Number 10: “Once you see your grade, you’ll get skills in debate.”
Debate requires skills in rhetorical devices. Do you know what a metaphor is? Assonance? Chiasmus? If yes, go craft a cunning argument.
Number 9: “Your mnemonics remind me of early Alzheimer’s.”
Make your mnemonics wildly visual. If you need to remember that a thesis has a topic and three parts, imagine a nice Calvin Klein top with three body parts jutting from it. Visualize it.
Use acronyms, too. Memorize the prof’s favorite stars? Cash, Bono, Waters, and Cher could end up as “Cash wanted 4 bone chair.” A Craigslist ad.
Number 8: “When it comes to punishment, I prefer multiple choice.”
During exams, fully read all the multiple choice questions and answers as you come across them. Put an x beside each choice you eliminate. If uncertain between two or more choices, put a question mark beside the question. Return to it later. Let your subliminal lightbulb flash when you least expect it.
Number 7: “If you can’t read the board, I can’t afford bifocals.”
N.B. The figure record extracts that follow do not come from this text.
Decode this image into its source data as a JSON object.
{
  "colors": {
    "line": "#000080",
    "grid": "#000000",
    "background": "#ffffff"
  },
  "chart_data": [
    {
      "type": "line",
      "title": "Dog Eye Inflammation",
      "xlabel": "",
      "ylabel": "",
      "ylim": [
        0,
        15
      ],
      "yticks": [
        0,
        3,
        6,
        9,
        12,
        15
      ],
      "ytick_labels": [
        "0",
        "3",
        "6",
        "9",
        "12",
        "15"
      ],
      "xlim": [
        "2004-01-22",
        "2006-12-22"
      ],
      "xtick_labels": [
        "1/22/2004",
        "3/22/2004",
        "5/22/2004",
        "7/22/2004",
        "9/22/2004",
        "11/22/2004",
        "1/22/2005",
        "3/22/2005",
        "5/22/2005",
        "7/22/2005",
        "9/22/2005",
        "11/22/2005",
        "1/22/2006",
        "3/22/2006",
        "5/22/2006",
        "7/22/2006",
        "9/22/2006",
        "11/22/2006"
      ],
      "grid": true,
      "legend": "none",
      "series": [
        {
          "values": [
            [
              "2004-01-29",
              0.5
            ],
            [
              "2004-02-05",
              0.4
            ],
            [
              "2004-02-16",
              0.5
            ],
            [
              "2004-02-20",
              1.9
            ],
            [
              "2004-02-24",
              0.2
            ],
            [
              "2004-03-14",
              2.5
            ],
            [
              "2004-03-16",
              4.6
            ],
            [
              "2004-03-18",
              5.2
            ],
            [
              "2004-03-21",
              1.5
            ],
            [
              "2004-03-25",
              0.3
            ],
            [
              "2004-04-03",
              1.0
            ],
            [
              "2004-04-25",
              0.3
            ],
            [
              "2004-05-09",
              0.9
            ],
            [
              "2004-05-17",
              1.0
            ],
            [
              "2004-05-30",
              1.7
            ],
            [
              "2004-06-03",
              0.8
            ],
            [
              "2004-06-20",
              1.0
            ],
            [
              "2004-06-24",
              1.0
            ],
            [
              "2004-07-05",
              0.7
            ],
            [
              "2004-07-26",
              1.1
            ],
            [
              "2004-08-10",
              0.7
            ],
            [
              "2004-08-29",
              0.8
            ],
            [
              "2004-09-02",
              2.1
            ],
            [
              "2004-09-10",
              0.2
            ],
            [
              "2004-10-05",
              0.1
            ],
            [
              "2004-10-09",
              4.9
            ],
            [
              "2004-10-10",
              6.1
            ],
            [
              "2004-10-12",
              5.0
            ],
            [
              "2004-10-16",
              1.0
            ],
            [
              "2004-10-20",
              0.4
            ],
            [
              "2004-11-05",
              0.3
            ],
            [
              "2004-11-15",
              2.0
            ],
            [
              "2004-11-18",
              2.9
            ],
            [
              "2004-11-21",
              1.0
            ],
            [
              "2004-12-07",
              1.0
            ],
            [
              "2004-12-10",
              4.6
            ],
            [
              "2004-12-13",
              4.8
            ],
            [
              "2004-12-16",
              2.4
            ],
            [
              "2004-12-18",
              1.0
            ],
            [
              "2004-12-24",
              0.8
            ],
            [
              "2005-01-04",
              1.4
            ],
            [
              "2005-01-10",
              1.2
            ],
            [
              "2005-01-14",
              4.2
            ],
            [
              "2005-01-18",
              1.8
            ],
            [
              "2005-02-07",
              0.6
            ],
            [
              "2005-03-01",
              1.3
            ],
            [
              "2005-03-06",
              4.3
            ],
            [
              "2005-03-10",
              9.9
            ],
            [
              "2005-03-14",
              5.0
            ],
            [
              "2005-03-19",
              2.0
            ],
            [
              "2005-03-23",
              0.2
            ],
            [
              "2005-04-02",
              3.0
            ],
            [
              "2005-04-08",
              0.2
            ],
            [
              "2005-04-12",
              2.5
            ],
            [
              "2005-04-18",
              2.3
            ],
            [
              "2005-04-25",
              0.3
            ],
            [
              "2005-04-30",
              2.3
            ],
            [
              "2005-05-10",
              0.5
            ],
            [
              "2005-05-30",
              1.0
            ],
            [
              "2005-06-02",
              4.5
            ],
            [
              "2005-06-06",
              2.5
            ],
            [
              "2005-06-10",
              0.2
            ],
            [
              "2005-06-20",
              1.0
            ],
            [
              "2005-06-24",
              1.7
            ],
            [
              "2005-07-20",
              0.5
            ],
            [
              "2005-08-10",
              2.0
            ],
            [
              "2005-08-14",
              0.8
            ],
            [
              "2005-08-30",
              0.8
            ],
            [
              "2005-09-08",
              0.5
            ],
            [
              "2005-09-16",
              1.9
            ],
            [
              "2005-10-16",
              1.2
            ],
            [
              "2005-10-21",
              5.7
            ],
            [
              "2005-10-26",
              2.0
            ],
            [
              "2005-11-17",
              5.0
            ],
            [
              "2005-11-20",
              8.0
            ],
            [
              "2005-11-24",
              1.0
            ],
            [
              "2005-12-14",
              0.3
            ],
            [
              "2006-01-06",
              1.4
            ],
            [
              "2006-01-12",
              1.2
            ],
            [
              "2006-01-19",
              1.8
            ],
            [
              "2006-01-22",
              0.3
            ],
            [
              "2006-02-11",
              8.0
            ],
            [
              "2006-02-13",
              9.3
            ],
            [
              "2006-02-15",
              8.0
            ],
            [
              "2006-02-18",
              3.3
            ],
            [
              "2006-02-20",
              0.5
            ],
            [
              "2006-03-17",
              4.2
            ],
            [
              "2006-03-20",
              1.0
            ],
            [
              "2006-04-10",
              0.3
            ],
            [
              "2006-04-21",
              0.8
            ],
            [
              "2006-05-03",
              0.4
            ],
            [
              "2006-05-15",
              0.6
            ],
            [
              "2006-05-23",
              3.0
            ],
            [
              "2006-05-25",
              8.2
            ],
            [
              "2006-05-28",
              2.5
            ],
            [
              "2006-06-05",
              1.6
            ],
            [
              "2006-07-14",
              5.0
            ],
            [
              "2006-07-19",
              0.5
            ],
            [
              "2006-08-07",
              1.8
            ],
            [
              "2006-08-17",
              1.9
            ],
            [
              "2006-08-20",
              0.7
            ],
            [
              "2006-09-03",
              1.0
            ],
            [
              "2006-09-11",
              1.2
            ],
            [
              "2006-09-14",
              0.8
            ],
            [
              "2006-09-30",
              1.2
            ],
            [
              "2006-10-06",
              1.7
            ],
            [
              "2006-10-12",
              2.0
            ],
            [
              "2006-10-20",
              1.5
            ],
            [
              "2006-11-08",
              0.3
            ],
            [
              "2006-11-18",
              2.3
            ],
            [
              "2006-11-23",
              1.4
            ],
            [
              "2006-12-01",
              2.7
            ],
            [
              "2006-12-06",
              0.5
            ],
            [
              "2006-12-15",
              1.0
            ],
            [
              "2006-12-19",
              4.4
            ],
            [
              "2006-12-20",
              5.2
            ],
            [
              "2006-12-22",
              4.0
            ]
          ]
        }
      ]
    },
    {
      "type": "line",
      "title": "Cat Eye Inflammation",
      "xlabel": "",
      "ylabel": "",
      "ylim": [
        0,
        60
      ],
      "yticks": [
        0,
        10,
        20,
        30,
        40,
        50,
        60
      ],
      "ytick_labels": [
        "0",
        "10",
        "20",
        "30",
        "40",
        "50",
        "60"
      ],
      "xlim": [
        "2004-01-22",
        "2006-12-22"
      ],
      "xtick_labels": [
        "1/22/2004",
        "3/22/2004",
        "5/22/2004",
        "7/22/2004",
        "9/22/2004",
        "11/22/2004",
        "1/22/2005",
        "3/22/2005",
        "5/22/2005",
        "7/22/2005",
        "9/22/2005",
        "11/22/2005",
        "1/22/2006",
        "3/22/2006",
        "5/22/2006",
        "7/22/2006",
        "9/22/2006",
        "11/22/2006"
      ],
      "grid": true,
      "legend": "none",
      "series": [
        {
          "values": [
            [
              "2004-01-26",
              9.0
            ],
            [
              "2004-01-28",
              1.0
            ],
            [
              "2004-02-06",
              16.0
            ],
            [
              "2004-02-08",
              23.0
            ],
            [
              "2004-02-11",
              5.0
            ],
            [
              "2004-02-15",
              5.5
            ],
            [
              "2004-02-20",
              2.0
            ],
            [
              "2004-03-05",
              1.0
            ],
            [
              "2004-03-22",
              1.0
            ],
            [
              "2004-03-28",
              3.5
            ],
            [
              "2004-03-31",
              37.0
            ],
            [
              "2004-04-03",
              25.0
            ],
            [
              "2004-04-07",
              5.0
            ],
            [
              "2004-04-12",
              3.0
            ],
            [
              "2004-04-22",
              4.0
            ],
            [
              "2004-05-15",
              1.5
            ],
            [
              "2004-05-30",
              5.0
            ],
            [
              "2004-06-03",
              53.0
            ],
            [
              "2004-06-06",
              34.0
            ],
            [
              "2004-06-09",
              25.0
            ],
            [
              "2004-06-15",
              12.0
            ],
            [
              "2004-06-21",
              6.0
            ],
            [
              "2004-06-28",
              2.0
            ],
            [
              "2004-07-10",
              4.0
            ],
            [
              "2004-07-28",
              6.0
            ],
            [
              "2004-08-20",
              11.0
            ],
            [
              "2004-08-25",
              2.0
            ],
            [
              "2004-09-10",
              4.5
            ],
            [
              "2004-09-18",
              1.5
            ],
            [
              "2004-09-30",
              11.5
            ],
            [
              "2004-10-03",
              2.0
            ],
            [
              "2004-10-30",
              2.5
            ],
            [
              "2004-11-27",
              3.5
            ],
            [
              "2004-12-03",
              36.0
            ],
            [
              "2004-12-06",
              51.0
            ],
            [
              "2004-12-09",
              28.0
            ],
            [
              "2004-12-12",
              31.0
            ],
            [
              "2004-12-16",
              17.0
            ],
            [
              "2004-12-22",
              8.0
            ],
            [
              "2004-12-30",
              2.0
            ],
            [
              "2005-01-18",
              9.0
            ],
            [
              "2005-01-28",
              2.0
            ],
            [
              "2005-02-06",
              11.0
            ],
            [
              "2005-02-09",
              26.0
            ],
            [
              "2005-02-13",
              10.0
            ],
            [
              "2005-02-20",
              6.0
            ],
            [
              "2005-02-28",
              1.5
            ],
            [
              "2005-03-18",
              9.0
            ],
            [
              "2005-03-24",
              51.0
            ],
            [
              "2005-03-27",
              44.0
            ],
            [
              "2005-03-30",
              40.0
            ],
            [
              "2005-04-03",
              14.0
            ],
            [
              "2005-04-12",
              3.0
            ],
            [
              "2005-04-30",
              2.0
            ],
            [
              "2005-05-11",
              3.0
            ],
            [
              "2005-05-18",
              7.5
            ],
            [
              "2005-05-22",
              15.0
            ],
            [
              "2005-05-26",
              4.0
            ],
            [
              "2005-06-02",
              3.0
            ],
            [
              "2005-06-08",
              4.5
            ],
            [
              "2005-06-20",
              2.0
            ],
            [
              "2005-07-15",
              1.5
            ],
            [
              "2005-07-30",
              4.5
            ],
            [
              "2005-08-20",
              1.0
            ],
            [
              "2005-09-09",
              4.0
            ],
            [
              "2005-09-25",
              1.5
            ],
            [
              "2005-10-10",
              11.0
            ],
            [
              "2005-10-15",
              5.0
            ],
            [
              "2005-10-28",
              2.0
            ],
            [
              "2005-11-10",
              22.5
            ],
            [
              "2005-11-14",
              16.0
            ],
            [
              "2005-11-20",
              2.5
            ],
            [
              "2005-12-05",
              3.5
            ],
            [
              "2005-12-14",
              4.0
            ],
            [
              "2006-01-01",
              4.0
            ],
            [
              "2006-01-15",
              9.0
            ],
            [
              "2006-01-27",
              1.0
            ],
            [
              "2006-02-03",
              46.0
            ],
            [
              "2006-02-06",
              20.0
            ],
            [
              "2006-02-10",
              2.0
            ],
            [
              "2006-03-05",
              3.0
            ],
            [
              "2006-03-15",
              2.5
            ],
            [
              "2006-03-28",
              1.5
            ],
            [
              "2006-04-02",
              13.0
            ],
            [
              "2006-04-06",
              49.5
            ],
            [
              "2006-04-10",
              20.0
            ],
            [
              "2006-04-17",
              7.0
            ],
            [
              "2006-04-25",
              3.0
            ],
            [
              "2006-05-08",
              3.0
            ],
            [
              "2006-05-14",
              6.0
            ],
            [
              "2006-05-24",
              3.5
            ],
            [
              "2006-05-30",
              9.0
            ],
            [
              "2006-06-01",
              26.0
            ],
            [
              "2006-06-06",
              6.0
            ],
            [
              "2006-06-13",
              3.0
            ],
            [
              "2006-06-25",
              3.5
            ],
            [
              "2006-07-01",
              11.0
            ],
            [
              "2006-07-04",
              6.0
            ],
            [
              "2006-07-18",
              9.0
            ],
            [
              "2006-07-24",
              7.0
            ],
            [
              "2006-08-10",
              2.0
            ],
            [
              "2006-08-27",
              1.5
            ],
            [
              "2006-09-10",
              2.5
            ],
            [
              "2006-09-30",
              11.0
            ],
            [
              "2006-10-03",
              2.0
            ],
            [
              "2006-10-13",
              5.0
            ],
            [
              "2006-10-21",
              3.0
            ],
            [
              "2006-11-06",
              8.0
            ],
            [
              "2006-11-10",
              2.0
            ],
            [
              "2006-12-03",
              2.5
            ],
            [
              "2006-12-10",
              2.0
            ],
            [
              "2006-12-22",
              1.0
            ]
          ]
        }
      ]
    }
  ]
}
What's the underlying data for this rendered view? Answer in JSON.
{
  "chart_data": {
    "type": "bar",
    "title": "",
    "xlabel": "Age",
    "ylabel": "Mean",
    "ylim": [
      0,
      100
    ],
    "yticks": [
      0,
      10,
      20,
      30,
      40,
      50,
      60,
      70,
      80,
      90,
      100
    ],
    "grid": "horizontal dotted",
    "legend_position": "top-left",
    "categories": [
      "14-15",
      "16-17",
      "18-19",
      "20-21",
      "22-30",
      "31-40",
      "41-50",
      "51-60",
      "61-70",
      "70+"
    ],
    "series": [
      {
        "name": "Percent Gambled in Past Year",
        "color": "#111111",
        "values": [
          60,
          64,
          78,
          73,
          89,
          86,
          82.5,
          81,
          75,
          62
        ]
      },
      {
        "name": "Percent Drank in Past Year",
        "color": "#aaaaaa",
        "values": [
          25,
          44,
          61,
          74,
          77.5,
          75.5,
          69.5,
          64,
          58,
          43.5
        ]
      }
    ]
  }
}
When reading textbooks, first skim the table of contents and index. Then peer at chapter intros and conclusions. Figure out how the info will boost your wellbeing: make it your own.
Number 6: “I moonlight as a library barista.”
When faced with a paper, visit the library the instant you receive a due date. Scour the indexes and table of contents of books you locate. Seek out Amazon tables of contents. Ask your librarian for reference books.
Number 5: “Your class notes will be published in Memoirs of a Dictator.”
When taking notes, use shorthand. Use arrows, equal signs, abbreviated words?anything simple U cn rmber.
Number 4: “To make marking easier, I recycle F papers as feminine hygiene pads.”
Avoid that F. When planning your essays, use cue cards, outlines, and mind maps to sort your ideas. Add categories. Lots of quotes, too: one per card. Source.
Number 3: “The E in ?Exams? looks like the letter F with a sunken minus.”
Before writing your exam, read the instructions in full and scan the entire exam. Allot a time limit for each section. Watch the clock like a hawk.
Number 2: The FDA approved my final exam as a mock-up for electric shock therapy.
Shake off exam jitters. Wear a rubber band on your wrist you snap to stay focused. Chew gum to relax your muscles. Heave breaths in and out for five second each. Find reassuring words: “as long as I’m alive, I can tolerate this”; “there are at least ten-thousand-and-ten worse things than an F.” Now, does that sound reassuring? If not, blame the cognitive behavioral scientists, not me.
Number 1: “I’m like your thesis: overworked.”
When writing a thesis, start with a general topic. Scour books on the topic, paying particular attention to the index and table of contents. Try to narrow down your topic to something with tons of coverage.
But add a spin. Maybe focus on your biggest fears. Your passions. Or a spin that would humble you.
Then research and make cue cards or outlines, citing your references. Group cue cards according to subtopics. An argument will emerge.
Break your thesis into three general subtopics. The rule of threes means that two or four or five subtopics just don’t feel right. Somehow the human brain salivates at the thought of three.
Now, don’t underwork or overwork that thesis: tie your topic’s shoelaces with the rule of three.
So there you have the top ten things you don’t want your professor to say. And if I’m ever your professor, drop or give me 10.